Il leva brutalement les yeux en voyant au-dessus d'eux une vingtaine de silhouettes apparaître. Se relevant rapidement pour que le blond puisse faire de même, il sentit un éclair rouge lui frôler la joue alors qu'il se préparait déjà à répliquer. Les sorts fusaient autour d'eux alors qu'ils tentaient vainement de se défendre mais, acculés aux bords de la rive, il n'y avait qu'une constatation à faire : ils étaient piégés.

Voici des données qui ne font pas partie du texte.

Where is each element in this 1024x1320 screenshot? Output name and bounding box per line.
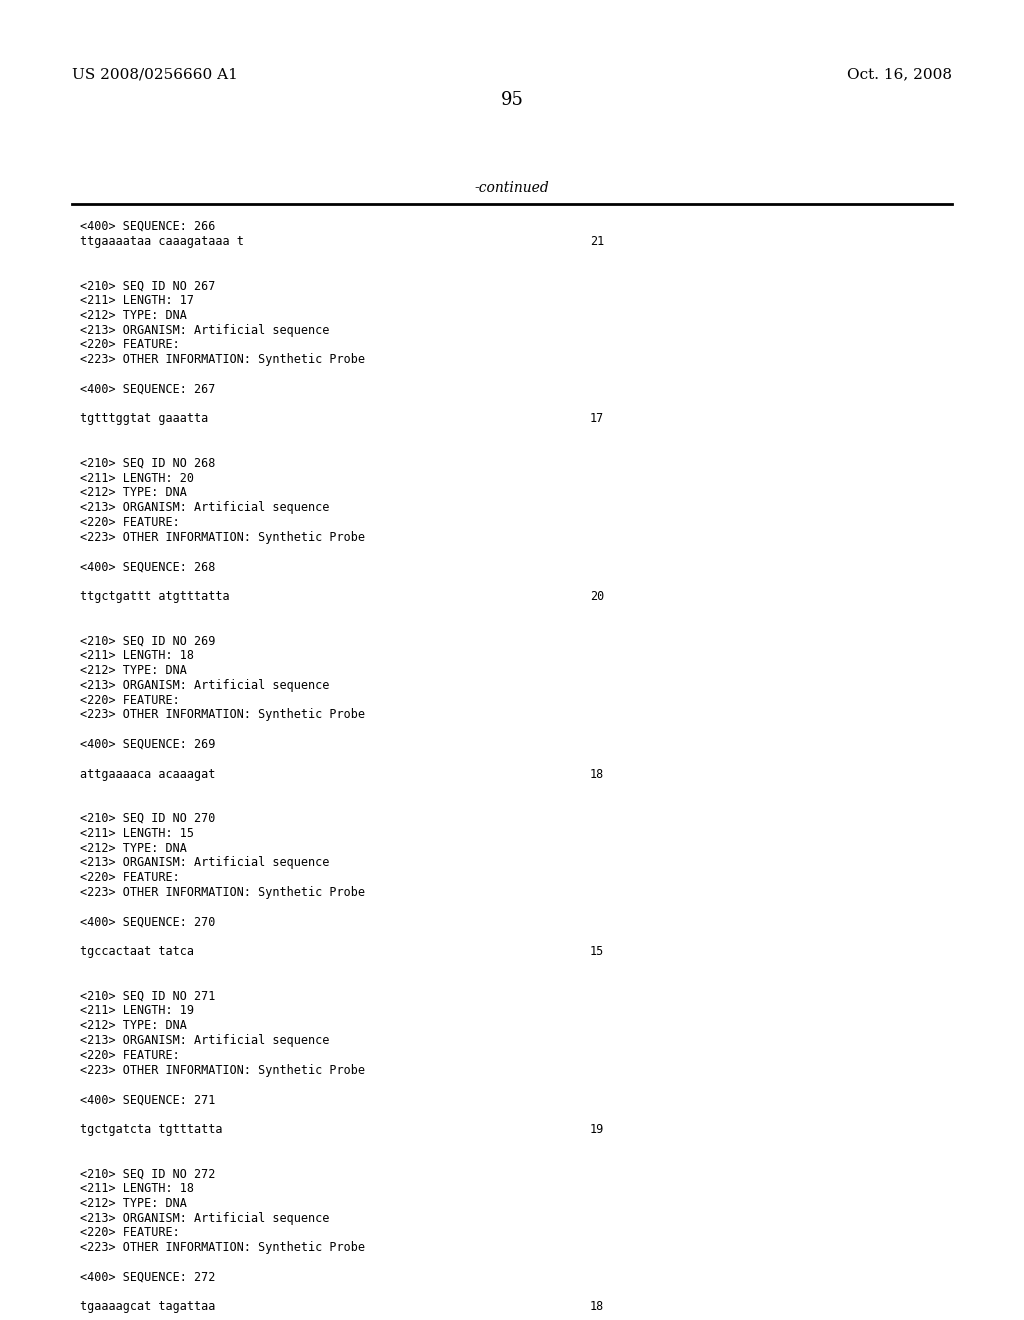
Text: <212> TYPE: DNA: <212> TYPE: DNA: [80, 842, 186, 854]
Text: 18: 18: [590, 1300, 604, 1313]
Text: <223> OTHER INFORMATION: Synthetic Probe: <223> OTHER INFORMATION: Synthetic Probe: [80, 1241, 365, 1254]
Text: <212> TYPE: DNA: <212> TYPE: DNA: [80, 486, 186, 499]
Text: <210> SEQ ID NO 271: <210> SEQ ID NO 271: [80, 990, 215, 1003]
Text: attgaaaaca acaaagat: attgaaaaca acaaagat: [80, 768, 215, 780]
Text: <223> OTHER INFORMATION: Synthetic Probe: <223> OTHER INFORMATION: Synthetic Probe: [80, 886, 365, 899]
Text: Oct. 16, 2008: Oct. 16, 2008: [847, 67, 952, 81]
Text: <210> SEQ ID NO 270: <210> SEQ ID NO 270: [80, 812, 215, 825]
Text: <220> FEATURE:: <220> FEATURE:: [80, 693, 180, 706]
Text: tgtttggtat gaaatta: tgtttggtat gaaatta: [80, 412, 208, 425]
Text: <211> LENGTH: 19: <211> LENGTH: 19: [80, 1005, 194, 1018]
Text: <210> SEQ ID NO 268: <210> SEQ ID NO 268: [80, 457, 215, 470]
Text: 95: 95: [501, 91, 523, 110]
Text: ttgaaaataa caaagataaa t: ttgaaaataa caaagataaa t: [80, 235, 244, 248]
Text: <223> OTHER INFORMATION: Synthetic Probe: <223> OTHER INFORMATION: Synthetic Probe: [80, 1064, 365, 1077]
Text: 21: 21: [590, 235, 604, 248]
Text: 17: 17: [590, 412, 604, 425]
Text: <220> FEATURE:: <220> FEATURE:: [80, 338, 180, 351]
Text: ttgctgattt atgtttatta: ttgctgattt atgtttatta: [80, 590, 229, 603]
Text: <213> ORGANISM: Artificial sequence: <213> ORGANISM: Artificial sequence: [80, 1034, 330, 1047]
Text: <210> SEQ ID NO 269: <210> SEQ ID NO 269: [80, 635, 215, 647]
Text: <400> SEQUENCE: 270: <400> SEQUENCE: 270: [80, 916, 215, 928]
Text: US 2008/0256660 A1: US 2008/0256660 A1: [72, 67, 238, 81]
Text: <210> SEQ ID NO 272: <210> SEQ ID NO 272: [80, 1167, 215, 1180]
Text: <223> OTHER INFORMATION: Synthetic Probe: <223> OTHER INFORMATION: Synthetic Probe: [80, 354, 365, 366]
Text: tgccactaat tatca: tgccactaat tatca: [80, 945, 194, 958]
Text: <400> SEQUENCE: 266: <400> SEQUENCE: 266: [80, 220, 215, 234]
Text: <213> ORGANISM: Artificial sequence: <213> ORGANISM: Artificial sequence: [80, 1212, 330, 1225]
Text: tgctgatcta tgtttatta: tgctgatcta tgtttatta: [80, 1123, 222, 1135]
Text: <211> LENGTH: 20: <211> LENGTH: 20: [80, 471, 194, 484]
Text: <400> SEQUENCE: 268: <400> SEQUENCE: 268: [80, 561, 215, 573]
Text: <212> TYPE: DNA: <212> TYPE: DNA: [80, 1197, 186, 1210]
Text: -continued: -continued: [475, 181, 549, 195]
Text: tgaaaagcat tagattaa: tgaaaagcat tagattaa: [80, 1300, 215, 1313]
Text: <400> SEQUENCE: 272: <400> SEQUENCE: 272: [80, 1271, 215, 1284]
Text: <210> SEQ ID NO 267: <210> SEQ ID NO 267: [80, 280, 215, 292]
Text: <220> FEATURE:: <220> FEATURE:: [80, 1226, 180, 1239]
Text: 20: 20: [590, 590, 604, 603]
Text: <213> ORGANISM: Artificial sequence: <213> ORGANISM: Artificial sequence: [80, 502, 330, 515]
Text: <223> OTHER INFORMATION: Synthetic Probe: <223> OTHER INFORMATION: Synthetic Probe: [80, 709, 365, 722]
Text: <213> ORGANISM: Artificial sequence: <213> ORGANISM: Artificial sequence: [80, 323, 330, 337]
Text: <400> SEQUENCE: 267: <400> SEQUENCE: 267: [80, 383, 215, 396]
Text: 19: 19: [590, 1123, 604, 1135]
Text: <220> FEATURE:: <220> FEATURE:: [80, 871, 180, 884]
Text: <211> LENGTH: 15: <211> LENGTH: 15: [80, 826, 194, 840]
Text: <220> FEATURE:: <220> FEATURE:: [80, 516, 180, 529]
Text: <213> ORGANISM: Artificial sequence: <213> ORGANISM: Artificial sequence: [80, 857, 330, 870]
Text: <211> LENGTH: 18: <211> LENGTH: 18: [80, 649, 194, 663]
Text: <400> SEQUENCE: 269: <400> SEQUENCE: 269: [80, 738, 215, 751]
Text: <211> LENGTH: 18: <211> LENGTH: 18: [80, 1181, 194, 1195]
Text: 15: 15: [590, 945, 604, 958]
Text: <213> ORGANISM: Artificial sequence: <213> ORGANISM: Artificial sequence: [80, 678, 330, 692]
Text: <212> TYPE: DNA: <212> TYPE: DNA: [80, 309, 186, 322]
Text: <223> OTHER INFORMATION: Synthetic Probe: <223> OTHER INFORMATION: Synthetic Probe: [80, 531, 365, 544]
Text: 18: 18: [590, 768, 604, 780]
Text: <220> FEATURE:: <220> FEATURE:: [80, 1049, 180, 1061]
Text: <211> LENGTH: 17: <211> LENGTH: 17: [80, 294, 194, 308]
Text: <212> TYPE: DNA: <212> TYPE: DNA: [80, 664, 186, 677]
Text: <400> SEQUENCE: 271: <400> SEQUENCE: 271: [80, 1093, 215, 1106]
Text: <212> TYPE: DNA: <212> TYPE: DNA: [80, 1019, 186, 1032]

Sentant le blond à ses côtés, il savait que les chances pour que tous deux s'en sortent étaient inexistantes, cependant, si l'un de pouvait s'enfuir, il fallait que ce dernier le fasse sans aucune hésitation. C'était lui qu'il voulait et non pas le blond. Si de nouveau il voyait quelqu'un tomber devant lui, il ne tiendrait pas encore une fois.

- Fais gaffe ! hurla le blond en le poussant brutalement sur la droite.

Levant les yeux, il sentit un sortilège le frôler alors que sa propriétaire apparaissait devant lui. Dès qu'il entraperçut, ses yeux sombres, il sentit le blond tressaillir à ses côtés avant que ce dernier ne pointe brutalement sa baguette dans sa direction.

La suite, il ne la saisit pas. Il vit les deux jets verts se percuter violemment dans un fracas assourdissant qui lui vrilla les tympans alors qu'une lumière aveuglante vint lui faire brutalement fermer les yeux. Sentant un bras le saisir par la taille, il bascula en arrière avant de heurter brutalement la surface du lac. La sensation de l'eau gelée lui brûla la peau alors que, dans un vain espoir d'apercevoir quelque chose, il entrouvrit les paupières sous l'eau distinguant qu'un court instant l'explosion survenir avant de sombrer dans le néant.